FL man pleads guilty to mortgage fraud in Boston

Samuel Jean-Louis, age 25, from Florida pleaded guilty to mortgage fraud before United States District Judge George A. O’Toole Jr., in Boston, Massachusetts. Mr. Jean-Louis according to the announcement made by United States Attorney Carmen Ortiz; along with Special Agent in Charge of the Federal Bureau of Investigation- Boston Field Division, Warren Bamford, Special Agent in Charge of the Internal Revenue Service – Criminal Investigations Boston Field Office, Susan Dukes , Inspector in Charge of the United States Postal Inspections Service, Randy Miskanic and Boston Police Commissioner Edward Davis pleaded guilty to one count of conspiracy to commit wire fraud and eleven counts of wire fraud in connection to his role in a large scale mortgage fraud scheme.

Mr. Jean-Louis was accused by state prosecutors of participating in the conspiracy between 2005 and 2006 which defrauded mortgage lenders in regard to mortgage transactions that transpired in and around the Boston area. Mr. Jean-Louis acted as a mortgage broker and ultimately a recruiter of straw buyers in the scheme to defraud lenders. Mr. Jean-Louis role was to prepare applications for mortgages with fraudulent information and representations as to convince mortgage lenders of a borrower’s ability to qualify for a mortgage loan. The loans qualified with the bogus information and loans were made to straw-buyers which Mr. Jean-Louis supplied to further the scheme of fraud.  Mortgage lenders did lend on the loans and wires were made via interstate wire. The funds were wired to a Boston Attorney to close the mortgage transactions.

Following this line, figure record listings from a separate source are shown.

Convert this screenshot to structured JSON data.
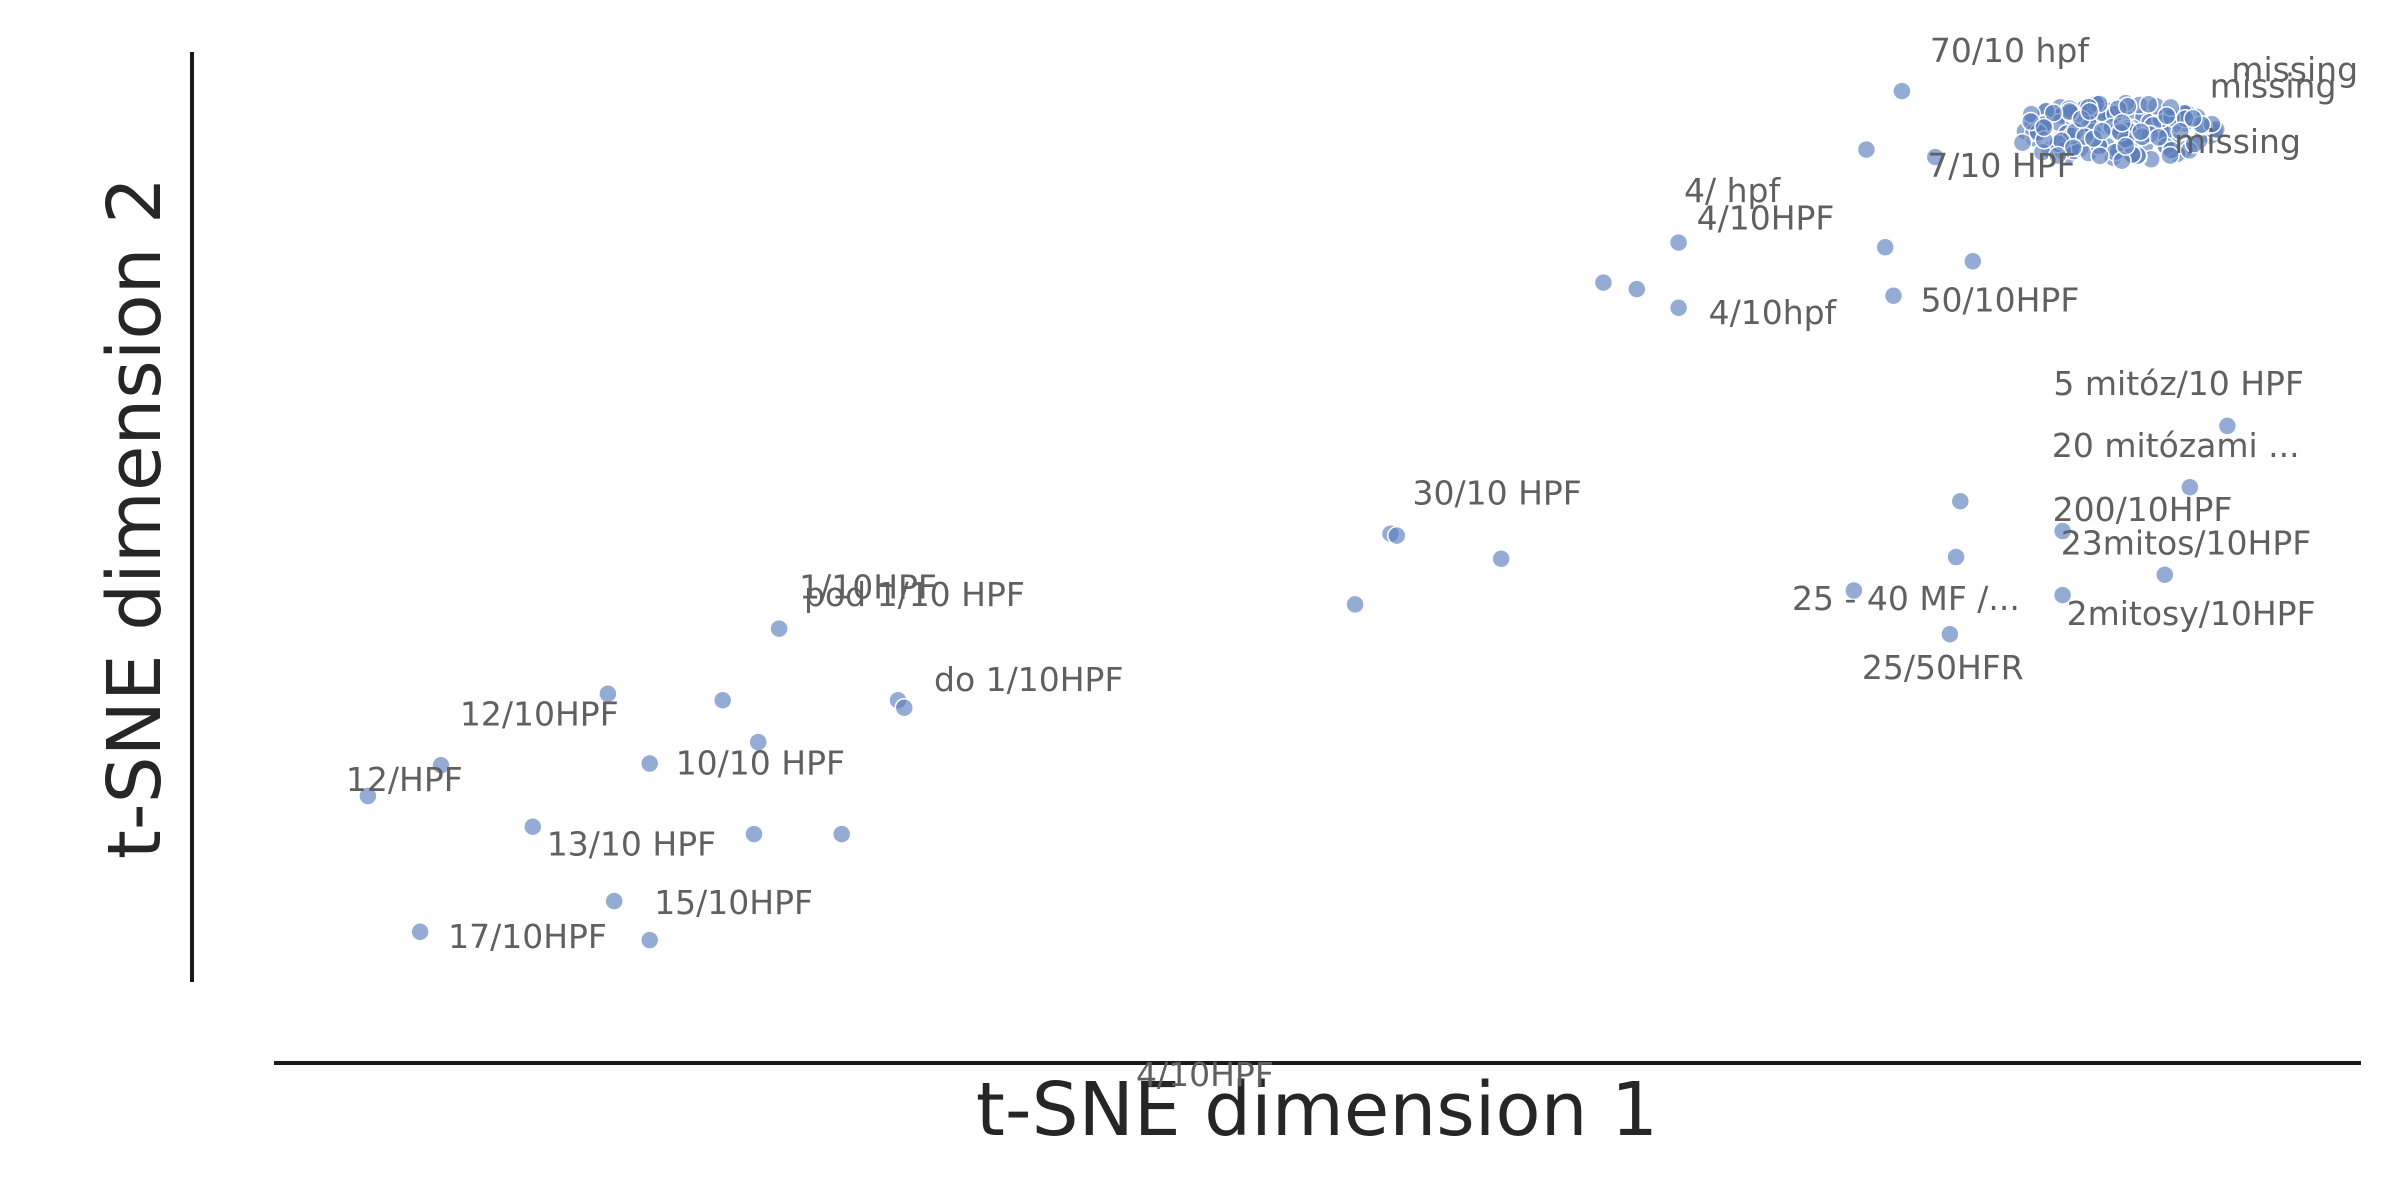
{
  "chart_data": {
    "type": "scatter",
    "title": "",
    "xlabel": "t-SNE dimension 1",
    "ylabel": "t-SNE dimension 2",
    "xlim": [
      0,
      100
    ],
    "ylim": [
      0,
      100
    ],
    "grid": false,
    "legend": "none",
    "point_color": "#5b7fbd",
    "label_color": "#606060",
    "series": [
      {
        "points": [
          {
            "x": 4.5,
            "y": 20.0,
            "label": "12/HPF"
          },
          {
            "x": 8.0,
            "y": 23.3,
            "label": ""
          },
          {
            "x": 16.0,
            "y": 31.0,
            "label": "12/10HPF"
          },
          {
            "x": 18.0,
            "y": 23.5,
            "label": "10/10 HPF"
          },
          {
            "x": 21.5,
            "y": 30.3,
            "label": ""
          },
          {
            "x": 23.2,
            "y": 25.8,
            "label": ""
          },
          {
            "x": 24.2,
            "y": 38.0,
            "label": "1/10HPF"
          },
          {
            "x": 29.9,
            "y": 30.3,
            "label": "do 1/10HPF"
          },
          {
            "x": 30.2,
            "y": 29.5,
            "label": ""
          },
          {
            "x": 12.4,
            "y": 16.7,
            "label": "13/10  HPF"
          },
          {
            "x": 23.0,
            "y": 15.9,
            "label": ""
          },
          {
            "x": 27.2,
            "y": 15.9,
            "label": ""
          },
          {
            "x": 16.3,
            "y": 8.7,
            "label": "15/10HPF"
          },
          {
            "x": 7.0,
            "y": 5.4,
            "label": "17/10HPF"
          },
          {
            "x": 18.0,
            "y": 4.5,
            "label": ""
          },
          {
            "x": 53.5,
            "y": 48.2,
            "label": "30/10 HPF"
          },
          {
            "x": 53.8,
            "y": 48.0,
            "label": ""
          },
          {
            "x": 58.8,
            "y": 45.5,
            "label": ""
          },
          {
            "x": 51.8,
            "y": 40.6,
            "label": ""
          },
          {
            "x": 63.7,
            "y": 75.2,
            "label": ""
          },
          {
            "x": 65.3,
            "y": 74.5,
            "label": ""
          },
          {
            "x": 67.3,
            "y": 79.5,
            "label": "4/10HPF"
          },
          {
            "x": 67.3,
            "y": 72.5,
            "label": "4/10hpf"
          },
          {
            "x": 76.3,
            "y": 89.5,
            "label": ""
          },
          {
            "x": 78.0,
            "y": 95.8,
            "label": "70/10 hpf"
          },
          {
            "x": 79.6,
            "y": 88.7,
            "label": "7/10 HPF"
          },
          {
            "x": 77.2,
            "y": 79.0,
            "label": ""
          },
          {
            "x": 81.4,
            "y": 77.5,
            "label": ""
          },
          {
            "x": 77.6,
            "y": 73.8,
            "label": "50/10HPF"
          },
          {
            "x": 86.6,
            "y": 92.8,
            "label": "missing"
          },
          {
            "x": 87.0,
            "y": 93.6,
            "label": "missing"
          },
          {
            "x": 87.6,
            "y": 91.5,
            "label": "missing"
          },
          {
            "x": 93.6,
            "y": 59.8,
            "label": "5 mitóz/10 HPF"
          },
          {
            "x": 91.8,
            "y": 53.2,
            "label": "20 mitózami ..."
          },
          {
            "x": 80.8,
            "y": 51.7,
            "label": ""
          },
          {
            "x": 85.7,
            "y": 48.5,
            "label": "200/10HPF"
          },
          {
            "x": 80.6,
            "y": 45.7,
            "label": ""
          },
          {
            "x": 90.6,
            "y": 43.8,
            "label": "23mitos/10HPF"
          },
          {
            "x": 75.7,
            "y": 42.1,
            "label": ""
          },
          {
            "x": 85.7,
            "y": 41.6,
            "label": "2mitosy/10HPF"
          },
          {
            "x": 80.3,
            "y": 37.4,
            "label": "25/50HFR"
          }
        ]
      }
    ],
    "annotations": [
      "4/ hpf",
      "4/10HPF",
      "pod 1/10 HPF",
      "25 - 40 MF /..."
    ]
  }
}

Mr. Jean-Louis according to the court documents is scheduled to appear on June 29, 2010. He faces a maximum sentence of up to five years in prison, three years of supervised release and a two hundred fifty thousand dollar fine in regard to the count of conspiracy. Mr. Jean-Louis also faces a sentence of up to twenty years in prison, with three years of supervised release and a fine of two hundred and fifty thousand dollars with regard to each count of wire fraud. On the wire counts alone this would put Mr. Jean-Louis in prison for 220 years if he receives the maximum penalty allowed by the court.

The Federal Bureau of Investigation along with the Internal Revenue Service – Criminal Investigations Division, The United States Postal Inspection Service and the Boston Police Department investigated the case.

The case prosecutors in the case are Assistant United States Attorney, Victor Wild and Ryan DiSantis both from the Ortiz’s Economic Crimes Unit and Assistant United States Attorney Mary Murrane of the Ortiz’s Asset Forfeiture Unit.